Complicating the picture, a separate report revealed that Microsoft has scrapped a $3 billion cloud-capacity deal with Oracle. The negotiations broke down, according to insiders, because Oracle’s cloud infrastructure lacked a required FedRAMP security certification, preventing Microsoft from offloading sensitive U.S. government data to the rival platform. Oracle denied the claim, calling reports inaccurate and pointing to ongoing partnerships. Microsoft declined to comment. The collapse of the deal underscores the lengths the company is willing to go to rein in infrastructure costs — even as its own AI product launch demands ever more compute.

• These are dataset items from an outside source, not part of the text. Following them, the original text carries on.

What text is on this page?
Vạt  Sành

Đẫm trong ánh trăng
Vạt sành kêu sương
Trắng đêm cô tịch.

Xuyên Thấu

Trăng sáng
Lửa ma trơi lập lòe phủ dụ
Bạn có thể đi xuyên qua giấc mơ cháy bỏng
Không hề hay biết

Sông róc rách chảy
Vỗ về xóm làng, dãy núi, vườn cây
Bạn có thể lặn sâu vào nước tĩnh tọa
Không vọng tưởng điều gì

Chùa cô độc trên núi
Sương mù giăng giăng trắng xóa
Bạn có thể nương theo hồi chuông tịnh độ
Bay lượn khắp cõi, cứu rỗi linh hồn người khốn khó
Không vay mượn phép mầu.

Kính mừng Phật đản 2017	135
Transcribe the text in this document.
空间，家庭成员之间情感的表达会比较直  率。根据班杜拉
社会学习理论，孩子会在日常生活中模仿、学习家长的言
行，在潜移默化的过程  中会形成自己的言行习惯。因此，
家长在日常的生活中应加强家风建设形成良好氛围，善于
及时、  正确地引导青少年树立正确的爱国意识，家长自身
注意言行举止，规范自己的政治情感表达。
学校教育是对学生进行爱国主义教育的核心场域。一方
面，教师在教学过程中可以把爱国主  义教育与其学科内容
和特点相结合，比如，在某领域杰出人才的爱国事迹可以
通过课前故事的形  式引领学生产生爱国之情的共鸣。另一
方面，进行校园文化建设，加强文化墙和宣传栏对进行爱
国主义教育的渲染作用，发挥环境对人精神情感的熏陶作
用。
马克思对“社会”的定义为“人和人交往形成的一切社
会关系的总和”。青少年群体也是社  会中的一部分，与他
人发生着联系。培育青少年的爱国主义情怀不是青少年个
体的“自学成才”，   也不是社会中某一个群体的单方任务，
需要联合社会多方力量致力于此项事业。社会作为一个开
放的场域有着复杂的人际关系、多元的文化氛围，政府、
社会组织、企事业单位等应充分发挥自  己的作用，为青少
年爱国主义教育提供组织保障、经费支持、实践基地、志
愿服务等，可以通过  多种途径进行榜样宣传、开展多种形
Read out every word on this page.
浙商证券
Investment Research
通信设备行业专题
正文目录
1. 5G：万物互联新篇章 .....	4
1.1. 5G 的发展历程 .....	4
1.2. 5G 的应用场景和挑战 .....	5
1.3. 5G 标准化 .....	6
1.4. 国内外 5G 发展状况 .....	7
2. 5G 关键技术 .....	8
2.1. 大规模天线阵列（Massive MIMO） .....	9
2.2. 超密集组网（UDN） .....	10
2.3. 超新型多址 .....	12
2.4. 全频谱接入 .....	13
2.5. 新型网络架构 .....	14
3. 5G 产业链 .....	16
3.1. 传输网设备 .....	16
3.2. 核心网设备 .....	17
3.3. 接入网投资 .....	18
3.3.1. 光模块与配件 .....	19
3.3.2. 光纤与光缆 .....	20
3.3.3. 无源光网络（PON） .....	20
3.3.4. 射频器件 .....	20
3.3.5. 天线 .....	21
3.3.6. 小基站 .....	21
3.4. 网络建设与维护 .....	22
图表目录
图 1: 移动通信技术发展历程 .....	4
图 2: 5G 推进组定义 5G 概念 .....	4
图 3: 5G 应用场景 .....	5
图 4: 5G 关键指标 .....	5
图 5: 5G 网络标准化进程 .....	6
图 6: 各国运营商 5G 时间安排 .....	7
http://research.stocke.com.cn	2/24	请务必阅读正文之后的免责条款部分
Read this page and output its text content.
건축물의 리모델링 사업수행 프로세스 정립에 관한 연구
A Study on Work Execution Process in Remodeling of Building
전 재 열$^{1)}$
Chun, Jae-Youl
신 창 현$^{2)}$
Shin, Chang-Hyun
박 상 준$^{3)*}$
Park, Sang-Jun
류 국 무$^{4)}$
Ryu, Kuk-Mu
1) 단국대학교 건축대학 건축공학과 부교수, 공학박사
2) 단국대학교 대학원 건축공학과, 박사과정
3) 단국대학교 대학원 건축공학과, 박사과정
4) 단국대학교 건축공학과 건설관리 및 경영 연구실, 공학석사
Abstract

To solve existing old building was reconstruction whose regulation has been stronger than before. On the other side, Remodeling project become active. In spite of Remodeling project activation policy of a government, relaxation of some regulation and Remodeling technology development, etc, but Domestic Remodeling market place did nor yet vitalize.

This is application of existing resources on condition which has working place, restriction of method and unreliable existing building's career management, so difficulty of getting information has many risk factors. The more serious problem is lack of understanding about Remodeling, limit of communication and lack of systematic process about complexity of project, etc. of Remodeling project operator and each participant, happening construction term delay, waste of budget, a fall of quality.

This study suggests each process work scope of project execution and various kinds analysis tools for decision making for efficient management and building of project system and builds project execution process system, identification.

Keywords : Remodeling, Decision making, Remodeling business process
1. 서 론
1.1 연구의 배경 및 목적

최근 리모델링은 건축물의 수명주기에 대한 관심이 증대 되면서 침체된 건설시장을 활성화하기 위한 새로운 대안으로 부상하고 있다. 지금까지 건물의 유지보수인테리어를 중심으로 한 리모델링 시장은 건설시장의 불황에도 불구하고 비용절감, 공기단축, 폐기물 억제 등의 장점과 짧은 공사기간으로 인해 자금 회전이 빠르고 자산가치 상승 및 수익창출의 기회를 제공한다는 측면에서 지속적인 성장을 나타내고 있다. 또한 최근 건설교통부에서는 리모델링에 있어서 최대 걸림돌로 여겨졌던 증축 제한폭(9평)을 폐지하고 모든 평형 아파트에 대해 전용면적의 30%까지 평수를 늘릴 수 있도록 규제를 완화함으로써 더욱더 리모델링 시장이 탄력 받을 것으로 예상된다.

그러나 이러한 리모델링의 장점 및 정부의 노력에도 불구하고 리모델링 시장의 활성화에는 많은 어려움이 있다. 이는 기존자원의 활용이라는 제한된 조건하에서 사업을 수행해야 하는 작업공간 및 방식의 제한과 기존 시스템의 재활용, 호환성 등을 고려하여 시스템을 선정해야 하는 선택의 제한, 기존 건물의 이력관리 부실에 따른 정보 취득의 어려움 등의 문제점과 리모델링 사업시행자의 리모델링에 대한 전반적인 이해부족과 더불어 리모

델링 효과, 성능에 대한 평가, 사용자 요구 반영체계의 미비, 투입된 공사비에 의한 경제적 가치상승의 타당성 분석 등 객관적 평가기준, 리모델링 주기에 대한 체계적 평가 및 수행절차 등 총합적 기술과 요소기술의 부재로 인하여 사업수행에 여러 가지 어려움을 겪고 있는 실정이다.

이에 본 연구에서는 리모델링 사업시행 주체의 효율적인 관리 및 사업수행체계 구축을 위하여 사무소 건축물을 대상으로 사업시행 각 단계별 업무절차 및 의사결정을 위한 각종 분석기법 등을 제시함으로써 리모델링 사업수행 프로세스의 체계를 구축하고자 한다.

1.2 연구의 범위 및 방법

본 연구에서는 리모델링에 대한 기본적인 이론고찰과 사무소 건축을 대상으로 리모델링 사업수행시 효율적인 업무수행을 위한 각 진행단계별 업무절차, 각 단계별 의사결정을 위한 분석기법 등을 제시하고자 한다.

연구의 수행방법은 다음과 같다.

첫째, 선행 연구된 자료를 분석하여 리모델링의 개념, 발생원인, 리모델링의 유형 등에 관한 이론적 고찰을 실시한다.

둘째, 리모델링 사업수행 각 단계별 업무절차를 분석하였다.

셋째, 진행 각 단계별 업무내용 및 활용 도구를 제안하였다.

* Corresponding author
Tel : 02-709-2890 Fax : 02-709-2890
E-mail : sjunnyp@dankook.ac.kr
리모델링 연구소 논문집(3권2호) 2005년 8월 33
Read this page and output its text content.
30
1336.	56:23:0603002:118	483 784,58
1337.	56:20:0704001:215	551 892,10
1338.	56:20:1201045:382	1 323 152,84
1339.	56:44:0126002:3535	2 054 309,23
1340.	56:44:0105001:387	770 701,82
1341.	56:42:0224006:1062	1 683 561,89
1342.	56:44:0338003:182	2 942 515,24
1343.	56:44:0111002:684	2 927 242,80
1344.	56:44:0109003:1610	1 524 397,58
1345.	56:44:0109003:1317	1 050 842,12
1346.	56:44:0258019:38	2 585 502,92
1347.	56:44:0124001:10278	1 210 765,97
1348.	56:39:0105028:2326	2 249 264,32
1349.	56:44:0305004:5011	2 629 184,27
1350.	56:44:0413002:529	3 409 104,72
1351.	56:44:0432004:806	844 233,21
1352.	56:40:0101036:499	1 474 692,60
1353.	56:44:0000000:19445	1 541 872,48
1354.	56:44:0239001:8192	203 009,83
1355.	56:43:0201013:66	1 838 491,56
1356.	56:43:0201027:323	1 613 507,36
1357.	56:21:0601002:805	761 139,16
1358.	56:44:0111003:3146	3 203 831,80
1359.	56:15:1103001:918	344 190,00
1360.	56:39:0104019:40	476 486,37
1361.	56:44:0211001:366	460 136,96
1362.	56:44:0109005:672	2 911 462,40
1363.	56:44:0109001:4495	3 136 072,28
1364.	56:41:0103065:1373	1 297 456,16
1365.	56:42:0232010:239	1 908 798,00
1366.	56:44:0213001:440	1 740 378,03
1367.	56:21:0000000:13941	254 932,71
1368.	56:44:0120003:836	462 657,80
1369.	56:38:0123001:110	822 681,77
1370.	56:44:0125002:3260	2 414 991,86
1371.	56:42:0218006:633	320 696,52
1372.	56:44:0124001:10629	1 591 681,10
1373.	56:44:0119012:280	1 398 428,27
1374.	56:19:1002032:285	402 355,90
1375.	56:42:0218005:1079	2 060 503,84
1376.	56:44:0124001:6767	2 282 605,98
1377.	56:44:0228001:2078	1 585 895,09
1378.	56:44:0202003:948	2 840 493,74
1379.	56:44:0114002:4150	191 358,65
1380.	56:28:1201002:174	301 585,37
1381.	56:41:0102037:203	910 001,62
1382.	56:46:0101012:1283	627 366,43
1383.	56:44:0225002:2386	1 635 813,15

To further manage expenses, Microsoft is testing DeepSeek V4, an open-source Chinese model, for simpler tasks. The software runs exclusively on Azure servers to address security concerns, allowing the company to reserve high-end models like Anthropic’s and OpenAI’s for the most demanding workloads. The strategy is part of a broader push to reduce reliance on external providers and build out its own data center network.
The success of the usage-based billing model will now determine whether the massive infrastructure investment pays off. If Copilot Cowork drives enough consumption to justify the capital outlay, margins could improve in the second half. If not, the $190 billion question will only grow louder. Microsoft is expected to report its current quarter’s results around the end of July.